RIP: Richie Beirach

Empathie ist ein Schlüsselwort für Beirachs musikalische wie menschliche Qualitäten. Ohne sich in den Vordergrund zu spielen, etablierte sich Beirach als exzellenter Techniker und wieselflinker Solist, aber auch als hochsensibler Interpret, wie seine Solo-Alben „Hubris“ (ECM/Universal) und „Ballads“ (Sony) zeigen. Seiner Allstar-Band Quest blieb er mit Unterbrechungen und wechselnden Besetzungen über drei Dekaden treu. Doch zu seinem bevorzugten Bandformat wurde das Trio – oft mit seinen Quest-Kollegen Billy Hart (Drums) und George Mraz (Bass), aber auch mal ohne Schlagzeug mit den Brüdern Gregor (Violine) und Veit Hübner (Bass). 2001 verließ Beirach New York, um an der Hochschule für Musik und Tanz „Felix Mendelssohn Bartholdy“ Leipzig Jazzklavier zu lehren.

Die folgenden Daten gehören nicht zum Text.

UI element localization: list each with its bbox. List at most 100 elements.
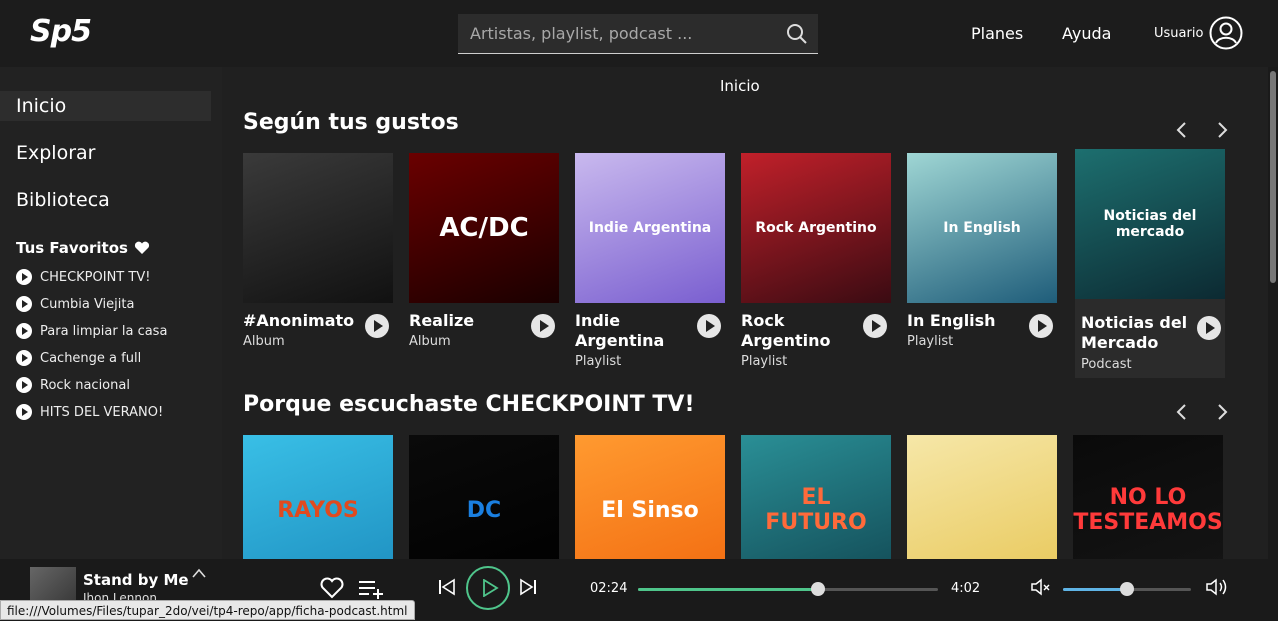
section-title: Según tus gustos [243, 110, 459, 135]
card-cover[interactable]: El Sinso [575, 435, 725, 559]
previous-track-icon[interactable] [437, 577, 457, 597]
cover-text: RAYOS [277, 497, 359, 523]
cover-text: Rock Argentino [755, 220, 877, 236]
user-label[interactable]: Usuario [1154, 26, 1203, 41]
cover-text: DC [466, 497, 502, 523]
card-cover[interactable]: Noticias del mercado [1075, 149, 1225, 299]
favorite-item[interactable]: Cumbia Viejita [16, 296, 134, 312]
play-icon[interactable] [1197, 316, 1221, 340]
content-card[interactable]: Rock Argentino Rock Argentino Playlist [741, 153, 891, 369]
content-card[interactable]: NO LO TESTEAMOS [1073, 435, 1223, 559]
mute-icon[interactable] [1030, 577, 1052, 597]
content-card[interactable] [907, 435, 1057, 559]
scrollbar[interactable] [1268, 67, 1278, 559]
search-icon[interactable] [786, 23, 808, 45]
card-cover[interactable]: RAYOS [243, 435, 393, 559]
card-title[interactable]: Realize [409, 311, 519, 331]
play-icon[interactable] [863, 314, 887, 338]
play-icon[interactable] [16, 296, 32, 312]
add-to-queue-icon[interactable] [357, 578, 385, 600]
play-icon[interactable] [481, 579, 499, 597]
nav-planes[interactable]: Planes [971, 24, 1023, 43]
play-icon[interactable] [531, 314, 555, 338]
favorite-item[interactable]: HITS DEL VERANO! [16, 404, 163, 420]
favorite-item[interactable]: Rock nacional [16, 377, 130, 393]
cover-text: El Sinso [601, 497, 699, 523]
user-avatar-icon[interactable] [1209, 16, 1243, 50]
card-cover[interactable]: EL FUTURO [741, 435, 891, 559]
cover-text: Noticias del mercado [1103, 208, 1197, 240]
content-card[interactable]: DC [409, 435, 559, 559]
play-icon[interactable] [16, 323, 32, 339]
play-icon[interactable] [365, 314, 389, 338]
card-type: Playlist [907, 334, 954, 349]
card-cover[interactable] [243, 153, 393, 303]
play-icon[interactable] [16, 404, 32, 420]
card-title[interactable]: Noticias del Mercado [1081, 313, 1191, 353]
card-title[interactable]: #Anonimato [243, 311, 354, 331]
content-card[interactable]: EL FUTURO [741, 435, 891, 559]
content-card[interactable]: RAYOS [243, 435, 393, 559]
content-card[interactable]: Noticias del mercado Noticias del Mercado… [1075, 149, 1225, 378]
next-track-icon[interactable] [518, 577, 538, 597]
sidebar: Inicio Explorar Biblioteca Tus Favoritos… [0, 67, 222, 559]
chevron-left-icon[interactable] [1172, 402, 1192, 422]
favorites-title: Tus Favoritos [16, 239, 128, 257]
play-icon[interactable] [16, 350, 32, 366]
card-type: Album [243, 334, 285, 349]
content-card[interactable]: Indie Argentina Indie Argentina Playlist [575, 153, 725, 369]
logo[interactable]: Sp5 [30, 14, 92, 49]
favorites-heading: Tus Favoritos [16, 239, 150, 257]
card-cover[interactable]: NO LO TESTEAMOS [1073, 435, 1223, 559]
search-box[interactable] [458, 14, 818, 54]
card-title[interactable]: In English [907, 311, 1017, 331]
card-cover[interactable]: In English [907, 153, 1057, 303]
progress-track[interactable] [638, 588, 938, 591]
play-icon[interactable] [697, 314, 721, 338]
card-title[interactable]: Indie Argentina [575, 311, 685, 351]
nav-ayuda[interactable]: Ayuda [1062, 24, 1111, 43]
favorite-item[interactable]: CHECKPOINT TV! [16, 269, 150, 285]
volume-max-icon[interactable] [1205, 576, 1231, 598]
chevron-up-icon[interactable] [191, 567, 207, 579]
card-title[interactable]: Rock Argentino [741, 311, 851, 351]
content-card[interactable]: In English In English Playlist [907, 153, 1057, 349]
favorite-item[interactable]: Para limpiar la casa [16, 323, 167, 339]
card-type: Playlist [575, 354, 622, 369]
card-cover[interactable]: DC [409, 435, 559, 559]
chevron-right-icon[interactable] [1212, 402, 1232, 422]
time-total: 4:02 [951, 581, 981, 596]
play-button[interactable] [466, 566, 510, 610]
sidebar-item-explorar[interactable]: Explorar [0, 138, 211, 168]
cover-text: AC/DC [439, 213, 529, 243]
progress-fill [638, 588, 818, 591]
chevron-left-icon[interactable] [1172, 120, 1192, 140]
track-title[interactable]: Stand by Me [83, 571, 189, 589]
card-cover[interactable]: Rock Argentino [741, 153, 891, 303]
favorite-item[interactable]: Cachenge a full [16, 350, 141, 366]
search-input[interactable] [458, 14, 778, 53]
play-icon[interactable] [16, 377, 32, 393]
content-card[interactable]: AC/DC Realize Album [409, 153, 559, 349]
cover-text: EL FUTURO [765, 485, 867, 535]
content-card[interactable]: El Sinso [575, 435, 725, 559]
sidebar-item-biblioteca[interactable]: Biblioteca [0, 185, 211, 215]
content-card[interactable]: #Anonimato Album [243, 153, 393, 349]
volume-knob[interactable] [1120, 582, 1134, 596]
play-icon[interactable] [1029, 314, 1053, 338]
card-cover[interactable]: AC/DC [409, 153, 559, 303]
sidebar-item-inicio[interactable]: Inicio [0, 91, 211, 121]
chevron-right-icon[interactable] [1212, 120, 1232, 140]
play-icon[interactable] [16, 269, 32, 285]
status-bar-url: file:///Volumes/Files/tupar_2do/vei/tp4-… [0, 600, 415, 620]
heart-icon[interactable] [319, 576, 345, 600]
top-bar: Sp5 Planes Ayuda Usuario [0, 0, 1278, 67]
card-type: Podcast [1081, 357, 1132, 372]
scroll-thumb[interactable] [1270, 71, 1276, 283]
breadcrumb: Inicio [720, 77, 760, 95]
cover-text: NO LO TESTEAMOS [1073, 485, 1223, 535]
card-cover[interactable]: Indie Argentina [575, 153, 725, 303]
main-content: Inicio Según tus gustos #Anonimato Album A… [222, 67, 1268, 559]
progress-knob[interactable] [811, 582, 825, 596]
card-cover[interactable] [907, 435, 1057, 559]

Nach seiner Emeritierung zog er 2015 zu seinem Trio-Partner, dem Schlagzeuger Christian Scheuber und seiner Meisterstudentin, der Pianistin Regina Litvinova, in ein Gehöft im pfälzischen Heßheim, das in der Region als „Jazz-WG“ bekannt wurde. Dort widmete er sich gemeinsamen wie eigenen musikalischen Projekten. So verband ihn eine enge Zusammenarbeit mit dem Festival Jazz am Rhein und den Jazz-Lights-Jamsessions in Ludwigshafen. 2021 feierte Dominiks Graf Erich-Kästner-Verfilmung „Fabian oder Der Gang vor die Hunde“ mit Filmmusik aus Beirachs Feder Premiere. Im selben Jahr musste Beirach den Tod seines Mitbewohners Scheuber verkraften. Sein letztes Solo-Album, ein Live-Mitschnitt mit Standards von unter anderen Miles Davis, Cole Porter, Leonard Bernstein, Rodgers & Hart und Thelonious Monk erschien 2023 auf Jazzline unter dem Titel „Leaving“, der sich nun traurigerweise als Prophezeiung erweisen sollte.